Datadog runs in 6 regions. Match the URL to your site:

Region	MCP URL
US1 (default)	`https://mcp.datadoghq.com/api/unstable/mcp-server/mcp`
US3	`https://mcp.us3.datadoghq.com/api/unstable/mcp-server/mcp`
US5	`https://mcp.us5.datadoghq.com/api/unstable/mcp-server/mcp`
EU	`https://mcp.datadoghq.eu/api/unstable/mcp-server/mcp`
AP1	`https://mcp.ap1.datadoghq.com/api/unstable/mcp-server/mcp`
AP2	`https://mcp.ap2.datadoghq.com/api/unstable/mcp-server/mcp`

You can also append ?toolsets=all or ?toolsets=monitors,logs,apm to scope which tools the agent sees.

Production Notes

Use a dedicated read-only user for the App Key. Application Keys inherit user permissions.
The endpoint is rate-limited per the standard Datadog API limits. For high-frequency batch jobs, throttle on your side.
OAuth is supported as an alternative to the two-header pattern. For most chat-style integrations, headers are simpler — switch to OAuth when you need per-user scoping in a multi-tenant app.
Never paste an Application Key into a public chat or log it. Treat it like a password — anyone with the key acts as that Datadog user.
Cap log result sizes in your prompts. Returning thousands of log lines into the model's context is expensive and rarely useful — ask for summaries and counts first.

Try the Datadog Agent in your browser

Pre-built template, hosted MCP — no install. Triage alerts, query metrics, search logs and walk APM traces from chat.

Open Datadog Agent →

Related Recipes

Frequently Asked Questions

Is the Datadog MCP server hosted, or do I need to run it myself?

It's fully hosted by Datadog at mcp.datadoghq.com. You don't install anything — just point your MCP client at the URL with your two API headers. This is one of the few major SaaS MCPs (alongside Linear, Notion, Vercel, Supabase) with a managed endpoint.

What's the difference between the API key and the Application key?

The API key identifies your organization. The Application key identifies the user and carries that user's role-based permissions. Both are required. You can have many of each — keep them scoped to specific use cases for easier rotation.

Can I scope which tools the agent has access to?

Yes — append a toolsets query parameter to the URL: ?toolsets=monitors,logs,apm for a tight on-call config, or ?toolsets=all for the kitchen sink. Default is a focused subset. Scoping reduces the schema sent to the model, which is faster and cheaper.

Does it work with EU, US3, US5, AP1, AP2 sites?

Yes — change the subdomain to match your site. EU is mcp.datadoghq.eu, US3 is mcp.us3.datadoghq.com, etc. The path stays the same: /api/unstable/mcp-server/mcp.

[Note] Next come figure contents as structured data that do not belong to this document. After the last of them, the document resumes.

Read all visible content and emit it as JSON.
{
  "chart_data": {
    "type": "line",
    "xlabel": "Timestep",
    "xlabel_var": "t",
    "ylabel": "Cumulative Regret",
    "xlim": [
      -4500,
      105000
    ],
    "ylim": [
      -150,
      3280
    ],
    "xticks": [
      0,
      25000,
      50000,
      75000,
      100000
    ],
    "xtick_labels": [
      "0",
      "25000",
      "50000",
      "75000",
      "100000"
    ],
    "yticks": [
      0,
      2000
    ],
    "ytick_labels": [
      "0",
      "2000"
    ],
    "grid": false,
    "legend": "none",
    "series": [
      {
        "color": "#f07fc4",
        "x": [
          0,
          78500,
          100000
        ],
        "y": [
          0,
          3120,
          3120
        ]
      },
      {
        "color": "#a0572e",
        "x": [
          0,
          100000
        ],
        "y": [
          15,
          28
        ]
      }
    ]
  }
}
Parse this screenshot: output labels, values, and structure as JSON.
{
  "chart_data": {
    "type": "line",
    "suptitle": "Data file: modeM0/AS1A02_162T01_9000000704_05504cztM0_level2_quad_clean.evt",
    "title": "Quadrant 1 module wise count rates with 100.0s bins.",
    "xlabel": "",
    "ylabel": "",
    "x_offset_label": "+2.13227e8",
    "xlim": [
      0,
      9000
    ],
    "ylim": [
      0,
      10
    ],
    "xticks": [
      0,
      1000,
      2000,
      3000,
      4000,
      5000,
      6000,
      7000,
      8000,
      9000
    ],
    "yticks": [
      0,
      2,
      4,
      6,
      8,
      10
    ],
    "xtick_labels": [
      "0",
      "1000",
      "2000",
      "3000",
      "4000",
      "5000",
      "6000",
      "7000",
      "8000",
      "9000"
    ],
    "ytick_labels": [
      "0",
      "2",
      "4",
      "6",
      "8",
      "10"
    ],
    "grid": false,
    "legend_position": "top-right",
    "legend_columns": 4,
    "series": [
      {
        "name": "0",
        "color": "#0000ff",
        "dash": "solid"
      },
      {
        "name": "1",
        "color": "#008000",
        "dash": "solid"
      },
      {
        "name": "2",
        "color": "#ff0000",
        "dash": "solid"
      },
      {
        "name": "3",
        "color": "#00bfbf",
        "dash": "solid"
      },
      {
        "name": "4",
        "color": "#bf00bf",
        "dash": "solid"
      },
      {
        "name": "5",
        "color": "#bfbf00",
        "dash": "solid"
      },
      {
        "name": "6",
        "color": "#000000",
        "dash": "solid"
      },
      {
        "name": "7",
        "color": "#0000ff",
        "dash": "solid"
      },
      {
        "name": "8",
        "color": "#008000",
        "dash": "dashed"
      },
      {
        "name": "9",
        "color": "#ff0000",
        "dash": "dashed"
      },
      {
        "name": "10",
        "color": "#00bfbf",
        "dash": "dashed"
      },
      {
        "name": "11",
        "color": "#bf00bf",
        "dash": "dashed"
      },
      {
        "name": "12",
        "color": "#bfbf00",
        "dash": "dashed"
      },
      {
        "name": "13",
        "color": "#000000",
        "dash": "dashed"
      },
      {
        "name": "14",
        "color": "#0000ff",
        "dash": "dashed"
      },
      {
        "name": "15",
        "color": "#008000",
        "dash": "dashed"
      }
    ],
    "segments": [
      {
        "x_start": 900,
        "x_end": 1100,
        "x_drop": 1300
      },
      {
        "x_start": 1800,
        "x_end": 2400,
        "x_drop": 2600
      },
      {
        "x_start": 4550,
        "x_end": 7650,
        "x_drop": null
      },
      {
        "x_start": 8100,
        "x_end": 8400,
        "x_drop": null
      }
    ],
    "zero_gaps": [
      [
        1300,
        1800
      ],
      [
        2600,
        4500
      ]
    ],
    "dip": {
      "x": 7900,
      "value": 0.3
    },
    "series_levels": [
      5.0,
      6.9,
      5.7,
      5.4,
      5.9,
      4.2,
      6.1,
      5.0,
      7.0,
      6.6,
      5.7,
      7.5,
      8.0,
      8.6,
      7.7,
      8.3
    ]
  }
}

Can the agent mute monitors or perform write actions?

Only if your Application Key has the matching scope. For triage-only workflows, create the App Key under a read-only user — that prevents accidental writes even if the model tries. The default system prompt in the Datadog Agent template also requires explicit confirmation before any mutation.